Pandemic or not, nothing’s going to stop Zach Wilson from getting ready for the upcoming season — whenever it starts and whatever it looks like.
When spring practice started in March, it became clear three quarterbacks would be vying for BYU’s QB1 role. All three — Wilson, Jaren Hall and Baylor Romney — got starts during the Cougars’ 2019 injury-laden season. Most importantly, they all showed they could do the job well.
“I think just knowing that there's always going to be a competition is the way to treat everything,” Wilson said. “Competition is what strives people to be their best selves. I know that's what the coaches are looking for in pushing me.”
But all three went through their fair share of injuries themselves last year.
Before the season even started, Wilson had surgery on his shoulder and sat out spring practice, opening up the door for Hall to step in and get a majority of the reps at the time. Then, once the season started, Wilson broke his right (throwing) thumb during the fifth game of the season, Hall sustained concussions in both games he started and Romney suffered a foot injury before the Utah State game that he was still recovering from in March.
The Draper native thinks about last season often. He doesn’t really like how it played out.
“Last year, my biggest weakness was probably me physically,” Wilson said. “With the shoulder being so rushed and having a broken hand halfway through the season, it was just hard to stay ready to go. Obviously, every week, mentally I felt like I was ready to go, but physically, it was hard to stay on top of it. So, that's probably my biggest focus now, just staying healthy and just continuing to get stronger and the shoulder continues to get healthier.”
While not all injuries can be prevented, Wilson is working on having a better understanding of injuries.
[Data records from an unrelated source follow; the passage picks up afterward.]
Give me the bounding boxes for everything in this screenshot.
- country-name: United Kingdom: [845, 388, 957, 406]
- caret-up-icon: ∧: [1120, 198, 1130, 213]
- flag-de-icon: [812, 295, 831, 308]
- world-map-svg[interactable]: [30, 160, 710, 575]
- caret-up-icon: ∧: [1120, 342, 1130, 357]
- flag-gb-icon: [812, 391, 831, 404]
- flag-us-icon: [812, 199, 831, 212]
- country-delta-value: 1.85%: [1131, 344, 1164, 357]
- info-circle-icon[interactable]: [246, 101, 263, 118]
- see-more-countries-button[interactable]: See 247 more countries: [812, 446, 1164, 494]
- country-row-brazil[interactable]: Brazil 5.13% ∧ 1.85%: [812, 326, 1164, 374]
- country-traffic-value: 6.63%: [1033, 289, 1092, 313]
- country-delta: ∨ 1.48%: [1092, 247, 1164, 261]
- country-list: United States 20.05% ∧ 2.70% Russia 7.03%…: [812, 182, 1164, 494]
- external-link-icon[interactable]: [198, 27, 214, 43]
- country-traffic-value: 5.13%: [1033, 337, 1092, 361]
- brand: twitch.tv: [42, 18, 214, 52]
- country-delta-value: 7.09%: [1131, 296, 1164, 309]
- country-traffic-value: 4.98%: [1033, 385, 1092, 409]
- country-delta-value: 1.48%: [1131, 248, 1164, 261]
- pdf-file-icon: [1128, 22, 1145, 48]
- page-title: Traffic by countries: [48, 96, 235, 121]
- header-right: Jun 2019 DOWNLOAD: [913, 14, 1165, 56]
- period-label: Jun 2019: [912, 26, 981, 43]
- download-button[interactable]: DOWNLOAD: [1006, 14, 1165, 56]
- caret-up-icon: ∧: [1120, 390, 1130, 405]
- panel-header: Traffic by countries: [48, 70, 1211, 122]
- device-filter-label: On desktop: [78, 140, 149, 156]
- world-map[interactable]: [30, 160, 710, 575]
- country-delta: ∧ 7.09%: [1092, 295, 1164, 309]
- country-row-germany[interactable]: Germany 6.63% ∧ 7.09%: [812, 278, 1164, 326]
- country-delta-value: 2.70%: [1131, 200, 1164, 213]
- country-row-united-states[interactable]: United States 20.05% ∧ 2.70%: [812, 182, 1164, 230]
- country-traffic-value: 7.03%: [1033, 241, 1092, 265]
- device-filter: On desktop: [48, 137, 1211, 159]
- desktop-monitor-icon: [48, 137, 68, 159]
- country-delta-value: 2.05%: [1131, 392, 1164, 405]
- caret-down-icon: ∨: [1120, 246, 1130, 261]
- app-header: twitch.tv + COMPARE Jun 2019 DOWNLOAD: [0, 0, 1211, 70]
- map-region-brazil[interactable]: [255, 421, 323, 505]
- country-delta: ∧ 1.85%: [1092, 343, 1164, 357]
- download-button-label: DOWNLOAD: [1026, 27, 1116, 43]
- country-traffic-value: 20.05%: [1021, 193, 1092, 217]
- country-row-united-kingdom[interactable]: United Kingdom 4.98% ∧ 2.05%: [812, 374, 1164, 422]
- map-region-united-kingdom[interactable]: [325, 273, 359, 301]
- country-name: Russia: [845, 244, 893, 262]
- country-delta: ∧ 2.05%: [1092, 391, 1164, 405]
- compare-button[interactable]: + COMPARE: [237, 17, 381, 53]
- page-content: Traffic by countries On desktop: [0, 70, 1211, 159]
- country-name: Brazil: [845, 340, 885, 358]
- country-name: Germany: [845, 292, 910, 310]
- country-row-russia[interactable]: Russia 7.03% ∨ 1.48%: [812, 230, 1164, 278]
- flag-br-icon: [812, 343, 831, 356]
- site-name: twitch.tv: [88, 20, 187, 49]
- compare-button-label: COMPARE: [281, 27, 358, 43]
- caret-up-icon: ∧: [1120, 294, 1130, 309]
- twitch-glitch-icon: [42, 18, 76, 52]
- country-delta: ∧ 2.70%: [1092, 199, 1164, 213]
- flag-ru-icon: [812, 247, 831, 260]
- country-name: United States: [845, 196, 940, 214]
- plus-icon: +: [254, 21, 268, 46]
Of course, injuries come with the game of football, but Wilson hopes to be able to protect himself more and try to understand circumstances to keep him out of situations like the one he found himself in when he broke his hand at Toledo.
And he’s been working on that while in Southern California.
For the last three weeks, Wilson has been working out and training in Huntington Beach with the 3DQB program. 3DQB is a program designed to inform, instruct and inspire quarterbacks to maximize both physical and mental potential for in-game competition, according to the website's mission statement.
The program was created by Adam Dedeaux, a former USC baseball player who signed with the Los Angeles Dodgers as a left-handed pitcher. Dedeaux, Tom House (who pitched seven years in the big leagues and later rose to fame as a pitching guru) and former Arizona State quarterback Taylor Kelly serve as motion performance experts. Former BYU quarterback John Beck serves as a motions mechanics instructor.
“The whole day revolves around staying focused with football,” Wilson said. “Early in the morning we get a throwing session in, then we go over and get a lift in and then we'll get a big group of guys together to go play basketball and then go to the beach and hang out. It's just very focused.”
This is the third year Wilson heads out to 3DQB, having first gone during the summer of 2018. This time around, he’s just wrapped up his third week of being out there and is driving back to Utah on Saturday.
Every offseason he works at 3DQB, Wilson sees a couple dozen starting NFL quarterbacks working out as well. Seeing all the professionals working out is inspiring, Wilson said.
But he's focused on the now and on himself.
“This year it's really just creating habits,” Wilson said. “I have so much time to come down here and work out, and because of all this pandemic stuff, that I'm trying to create habits of my throwing technique and just being consistent all the time. So that, when season comes, I can keep the same fluidity with my throwing motion and make big time throws.”
With so much uncertainty surrounding the upcoming college football season due to the pandemic, Wilson isn't sure how everything will play out, but he feels confident that canceling the season would just create a bigger problem. However, all schools would have to be on the same schedule, which could prove to be difficult as states are reopening at different times and have different levels of precautions.
If the season gets played out in empty stadiums, Wilson thinks games could lack energy, but players may be able to focus more on their assignments.
Still, Wilson is going to get himself ready to compete.
“The thing I have to realize is that the same guys have been in this QB situation for three years and I was the guy that they picked,” Wilson said. “There’s a reason they chose me to be the guy, so I have to approach things with the mentality that I am the guy. And there is a competition. I need to push myself to be the best I can be.”